Bautista and his wife were doctors who had made their fortune while working in the United States for 17 years. Theirs was a case of a Filipino family living the elusive American Dream but for some reason, the couple and their four daughters all decided to move back to the Philippines.
A one-hit wonder?
During the interview, Pacheco and the other candidates seemed to speak of a parallel Philippines, one that could exist only in another dimension, with a kind of politics whose core was the Catholic faith, where candidates were willing to reject the pork barrel, and where elected officials were ready to be punished if they failed to deliver.
While the group engages Filipinos to change the way they thought about politics, it also invites media to reevaluate the way they generally covered the elections. Kapatiran wanted the media to take notice of other candidates who could be true alternatives to the tired administration-opposition formula.
After the initial article on Kapatiran, the group was in danger of being a “one-hit wonder.” Have one article published and that’s it.
Despite support from various Christian lay groups around the country, the organization lacks a political machinery. To this day, it has no media handlers and campaign strategists. This explains the lack of regular press releases that usually come from political parties and flood newsrooms and reporters’ e-mails everyday.
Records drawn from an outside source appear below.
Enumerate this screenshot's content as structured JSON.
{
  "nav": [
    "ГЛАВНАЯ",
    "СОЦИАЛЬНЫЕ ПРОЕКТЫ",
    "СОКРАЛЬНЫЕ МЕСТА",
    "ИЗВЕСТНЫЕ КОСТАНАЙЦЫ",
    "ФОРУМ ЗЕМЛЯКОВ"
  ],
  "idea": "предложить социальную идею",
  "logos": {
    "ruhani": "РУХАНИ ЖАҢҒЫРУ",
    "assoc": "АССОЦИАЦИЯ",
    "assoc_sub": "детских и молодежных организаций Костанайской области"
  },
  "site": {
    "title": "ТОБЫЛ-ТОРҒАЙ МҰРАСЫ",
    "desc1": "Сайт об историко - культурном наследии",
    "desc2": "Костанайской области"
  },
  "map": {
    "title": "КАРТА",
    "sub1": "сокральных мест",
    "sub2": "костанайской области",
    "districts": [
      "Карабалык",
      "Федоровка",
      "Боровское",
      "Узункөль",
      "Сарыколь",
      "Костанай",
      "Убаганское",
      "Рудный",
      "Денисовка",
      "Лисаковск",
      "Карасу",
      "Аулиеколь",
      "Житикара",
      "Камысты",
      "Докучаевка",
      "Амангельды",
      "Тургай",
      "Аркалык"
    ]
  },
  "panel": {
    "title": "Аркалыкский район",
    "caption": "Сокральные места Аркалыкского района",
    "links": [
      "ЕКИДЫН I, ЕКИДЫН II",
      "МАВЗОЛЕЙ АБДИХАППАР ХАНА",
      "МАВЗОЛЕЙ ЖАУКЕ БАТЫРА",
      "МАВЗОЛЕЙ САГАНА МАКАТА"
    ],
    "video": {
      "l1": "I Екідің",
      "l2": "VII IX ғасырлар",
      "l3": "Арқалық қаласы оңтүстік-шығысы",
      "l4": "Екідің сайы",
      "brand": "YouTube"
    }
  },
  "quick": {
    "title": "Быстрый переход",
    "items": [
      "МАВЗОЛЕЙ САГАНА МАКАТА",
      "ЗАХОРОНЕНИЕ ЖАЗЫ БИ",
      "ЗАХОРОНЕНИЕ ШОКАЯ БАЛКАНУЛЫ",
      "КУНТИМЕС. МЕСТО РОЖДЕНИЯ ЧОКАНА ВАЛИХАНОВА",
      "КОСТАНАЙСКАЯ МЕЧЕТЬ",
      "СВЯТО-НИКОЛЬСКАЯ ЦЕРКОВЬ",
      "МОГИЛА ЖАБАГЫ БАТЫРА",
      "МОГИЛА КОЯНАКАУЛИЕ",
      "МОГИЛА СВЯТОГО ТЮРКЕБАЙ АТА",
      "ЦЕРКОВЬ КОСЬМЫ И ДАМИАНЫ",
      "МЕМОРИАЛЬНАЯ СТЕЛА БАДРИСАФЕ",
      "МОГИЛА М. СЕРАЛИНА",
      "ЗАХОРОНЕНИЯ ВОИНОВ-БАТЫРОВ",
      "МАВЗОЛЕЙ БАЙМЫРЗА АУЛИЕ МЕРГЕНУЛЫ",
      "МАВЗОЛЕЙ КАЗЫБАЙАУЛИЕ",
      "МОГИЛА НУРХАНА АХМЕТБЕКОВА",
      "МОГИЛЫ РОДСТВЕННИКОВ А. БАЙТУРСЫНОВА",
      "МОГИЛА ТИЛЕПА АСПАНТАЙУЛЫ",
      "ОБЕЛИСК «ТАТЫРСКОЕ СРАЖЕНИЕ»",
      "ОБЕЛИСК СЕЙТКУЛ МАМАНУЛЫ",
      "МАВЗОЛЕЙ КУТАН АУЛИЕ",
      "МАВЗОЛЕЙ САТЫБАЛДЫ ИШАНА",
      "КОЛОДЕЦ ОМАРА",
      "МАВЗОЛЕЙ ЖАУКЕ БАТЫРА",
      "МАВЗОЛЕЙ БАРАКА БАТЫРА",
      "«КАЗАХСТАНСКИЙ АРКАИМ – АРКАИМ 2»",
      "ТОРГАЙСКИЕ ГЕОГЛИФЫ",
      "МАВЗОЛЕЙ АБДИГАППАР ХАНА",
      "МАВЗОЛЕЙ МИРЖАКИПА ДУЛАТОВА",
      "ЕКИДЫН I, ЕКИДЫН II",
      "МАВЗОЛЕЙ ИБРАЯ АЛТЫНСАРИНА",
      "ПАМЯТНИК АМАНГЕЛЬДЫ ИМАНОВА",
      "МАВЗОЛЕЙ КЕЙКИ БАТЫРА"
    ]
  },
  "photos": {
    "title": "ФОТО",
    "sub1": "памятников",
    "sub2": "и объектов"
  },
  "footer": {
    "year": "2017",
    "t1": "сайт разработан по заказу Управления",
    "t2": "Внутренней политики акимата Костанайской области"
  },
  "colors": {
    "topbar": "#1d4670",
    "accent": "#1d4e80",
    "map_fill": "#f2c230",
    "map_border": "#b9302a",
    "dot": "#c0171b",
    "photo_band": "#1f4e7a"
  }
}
Truly, Kapatiran’s campaign strategy borders on the idealistic, if not the naïve. It relies on person-to-person campaigning with only occasional media reports and advertisements. It feeds voters with a recitation of its political platform, which is read from a scroll that the candidates literally carry with them during the rallies. Finances depend on individual pledges from symphathizers.
Having personally spent only P18,000 at that time, Bautista the physician managed to land on the 29th spot, not far from Pichay (24th) who had shelled out P33 million in TV ads alone.
Between Vatican II and Vilma
But despite the fever-pitch idealism of Kapatiran, the stories about it were not always deemed “newsworthy.”
Election coverage is still dictated by news value and this usually ignores political platforms, especially one that espouses Christian values. These days, religious matters become newsworthy only when Catholic Church officials engage in political commentary or when a priest fathers a child. How can a campaign rally that mentions things like Vatican II, the “empowerment of the laity,” “Deus Caritas Est,” and Pope Benedict XVI’s guidance on church and politics, attract more attention than Vilma Santos’s gubernatorial bid?
For a reporter covering groups like Kapatiran, the challenge then is to work much harder for a good angle. The story doesn’t always present itself. Often, it is buried under or around a heap of abstract pronouncements and the reporter must find it. n
Christian V. Esguerra has been a reporter of the Philippine Daily Inquirer since 2000. He covered religion and health for two years before moving to the House of Representatives early this year.